From schaum's vector analysis:
I project the differential area $dS$ of the plane onto the $xy$ plane, then
$dxdy = dS (|\hat n. \hat k|)$ Where $\hat n$ is the normal vector to $dS$
then $dS = \frac{dxdy}{ |\hat n. \hat k| }$
$ \hat n = \frac{ \nabla S}{ | \nabla S | } = \frac{2}{3} \hat i + \frac {1}{3} \hat j + \frac{2}{3} \hat k$
$\nabla\times\vec F = 3 \hat i - \hat j - 2 \hat k$
$(\nabla\times\vec F) . \hat n = \frac{1}{3} $
$dS = \frac{3}{2} dxdy$
Then, $\iint_S \nabla\times\vec F \cdot\ \hat n $ $dS$ = $ \frac{1}{2} \iint_S dxdy = \frac{1}{2} \iint_0^2 dxdy$ = $ \frac{1}{2} \int_0^1 2 dx = 1$
Now this is is when the boundaries are $x=0, x=1, y=0, y=2$
But when the boundaries are $x=0 , y=0, z =0$ , as follows:
It's all the same steps except for:
$\iint_S \nabla\times\vec F \cdot\ \hat n = \frac{1}{2} \iint_S dxdy = \frac{1}{2} \iint_0^{6-2x} dxdy = \frac {1}{2} \int_0^3 6-2x dx = \frac {9}{2}$
Now what I don't understand is: In the first part, we treated $y$ as changing independently of $x$ from $y=0$ to $y=2$
In the second part, we treated $y$ as dependent on $x$ by the function $y=6-2x$ and integrated from $y=0$ to $y=6-2x$
Why is that? When do we substitute $y$ in as a function of $x$ and integrate like in the second part, and when not to? The problem is I cannot visualize 3 planes intersecting each other and visualize $S$ , so how can I understand it?
In the first problem, you are integrating the surface of the plane $\mathcal{P}: 2x+y+2z=6$ over the rectangle $0\leq x\leq 1, 0\leq y\leq 2$. To parametrize the rectangle, simply use $x,y$ as parameters and integrate as you did.
For the second problem, you are integrating the surface of $\mathcal{P}$ above the $xy-$plane. Imagine the plane $\mathcal{P}$ as a sheet of paper slicing into the $xy-$plane. The sheet creates a shadow over the $xy-$plane, which will be in the shape of a triangle. To see this, let $z=0$ to see what the plane looks like in the $xy-$plane. We'll get $$2x+y=6$$ Now, this is the line $y=6-2x$ which, when bounded by the lines $x=0$ and $y=0$, gives us a triangle. The triangle is a simple region and can be parametrized, for example, by $$0\leq x\leq 3$$ $$0\leq y\leq 6-2x$$ which explains the solution to the second problem.

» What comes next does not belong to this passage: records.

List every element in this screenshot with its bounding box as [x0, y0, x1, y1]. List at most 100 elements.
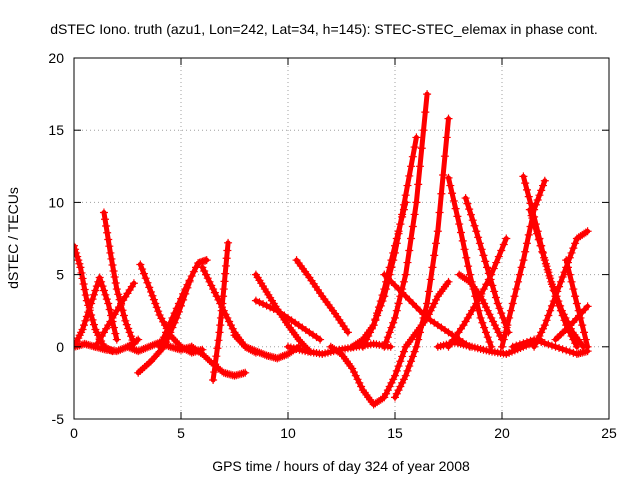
- data-point-marker: [505, 313, 514, 322]
- data-point-marker: [335, 348, 344, 357]
- data-point-marker: [351, 371, 360, 380]
- data-point-marker: [166, 318, 175, 327]
- series-24: [444, 173, 496, 351]
- data-point-marker: [478, 318, 487, 327]
- data-point-marker: [385, 263, 394, 272]
- data-point-marker: [184, 346, 193, 355]
- data-point-marker: [210, 368, 219, 377]
- data-point-marker: [453, 212, 462, 221]
- data-point-marker: [547, 301, 556, 310]
- data-point-marker: [412, 342, 421, 351]
- data-point-marker: [474, 294, 483, 303]
- data-point-marker: [399, 375, 408, 384]
- data-point-marker: [569, 348, 578, 357]
- data-point-marker: [569, 285, 578, 294]
- data-point-marker: [75, 259, 84, 268]
- data-point-marker: [181, 285, 190, 294]
- data-point-marker: [144, 342, 153, 351]
- data-point-marker: [474, 233, 483, 242]
- data-point-marker: [517, 263, 526, 272]
- data-point-marker: [209, 285, 218, 294]
- data-point-marker: [569, 244, 578, 253]
- data-point-marker: [109, 323, 118, 332]
- data-point-marker: [391, 371, 399, 380]
- data-point-marker: [203, 274, 212, 283]
- data-point-marker: [300, 341, 309, 350]
- data-point-marker: [150, 340, 159, 349]
- data-point-marker: [521, 247, 530, 256]
- data-point-marker: [490, 287, 499, 296]
- data-point-marker: [475, 239, 484, 248]
- data-point-marker: [572, 299, 581, 308]
- data-point-marker: [466, 210, 475, 219]
- data-point-marker: [251, 347, 260, 356]
- data-point-marker: [539, 324, 548, 333]
- data-point-marker: [235, 337, 244, 346]
- data-point-marker: [510, 292, 519, 301]
- chart-title: dSTEC Iono. truth (azu1, Lon=242, Lat=34…: [50, 21, 597, 37]
- data-point-marker: [391, 281, 399, 290]
- data-point-marker: [532, 229, 541, 238]
- data-point-marker: [581, 228, 590, 237]
- data-point-marker: [555, 344, 564, 353]
- data-point-marker: [373, 309, 382, 318]
- data-point-marker: [515, 270, 524, 279]
- data-point-marker: [503, 321, 512, 330]
- data-point-marker: [232, 333, 241, 342]
- data-point-marker: [224, 238, 233, 247]
- data-point-marker: [492, 258, 501, 267]
- data-point-marker: [108, 260, 117, 269]
- data-point-marker: [480, 323, 489, 332]
- data-point-marker: [141, 274, 150, 283]
- data-point-marker: [383, 333, 392, 342]
- data-point-marker: [407, 234, 416, 243]
- data-point-marker: [578, 321, 587, 330]
- data-point-marker: [519, 339, 528, 348]
- data-point-marker: [217, 306, 226, 315]
- data-point-marker: [426, 275, 435, 284]
- data-point-marker: [535, 331, 544, 340]
- data-point-marker: [118, 344, 127, 353]
- x-axis-label: GPS time / hours of day 324 of year 2008: [212, 458, 470, 474]
- data-point-marker: [119, 311, 128, 320]
- data-point-marker: [210, 288, 219, 297]
- data-point-marker: [137, 345, 146, 354]
- data-point-marker: [423, 90, 432, 99]
- data-point-marker: [538, 247, 547, 256]
- data-point-marker: [487, 313, 496, 322]
- data-point-marker: [183, 280, 192, 289]
- data-point-marker: [391, 313, 399, 322]
- data-point-marker: [539, 181, 548, 190]
- data-point-marker: [128, 344, 137, 353]
- data-point-marker: [403, 258, 412, 267]
- data-point-marker: [136, 260, 145, 269]
- data-point-marker: [442, 133, 451, 142]
- data-point-marker: [130, 345, 139, 354]
- data-point-marker: [551, 292, 560, 301]
- data-point-marker: [124, 324, 133, 333]
- y-tick-label: -5: [52, 411, 65, 427]
- data-point-marker: [540, 321, 549, 330]
- data-point-marker: [567, 248, 576, 257]
- data-point-marker: [74, 248, 81, 257]
- data-point-marker: [80, 285, 89, 294]
- data-point-marker: [440, 152, 449, 161]
- data-point-marker: [149, 295, 158, 304]
- data-point-marker: [221, 261, 230, 270]
- series-10: [198, 263, 260, 357]
- data-point-marker: [526, 199, 535, 208]
- data-point-marker: [485, 310, 494, 319]
- data-point-marker: [405, 171, 414, 180]
- data-point-marker: [202, 256, 211, 265]
- series-line: [349, 134, 419, 350]
- data-point-marker: [180, 344, 189, 353]
- data-point-marker: [428, 303, 437, 312]
- data-point-marker: [464, 276, 473, 285]
- data-point-marker: [101, 215, 110, 224]
- x-tick-label: 20: [494, 425, 510, 441]
- data-point-marker: [497, 309, 506, 318]
- data-point-marker: [138, 265, 147, 274]
- data-point-marker: [512, 285, 521, 294]
- data-point-marker: [225, 317, 234, 326]
- x-tick-label: 5: [177, 425, 185, 441]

To address your point about $y$ being "independent" from $x$ in the first integral and not the second, it's because the first region is a rectangle, which can be parametrized by all constant bounds (this is the easiest case). However, for more general regions (like the triangle in problem $2$), you cannot express them as $$a\leq x\leq b$$ $$c\leq y \leq d$$ but for example $$a\leq x\leq b$$ $$f(x)\leq y\leq g(x)$$ where $y$ is bounded by two continuous functions of $x$. In this problem, those two functions are $f(x)=0$ and $g(x)=6-2x$.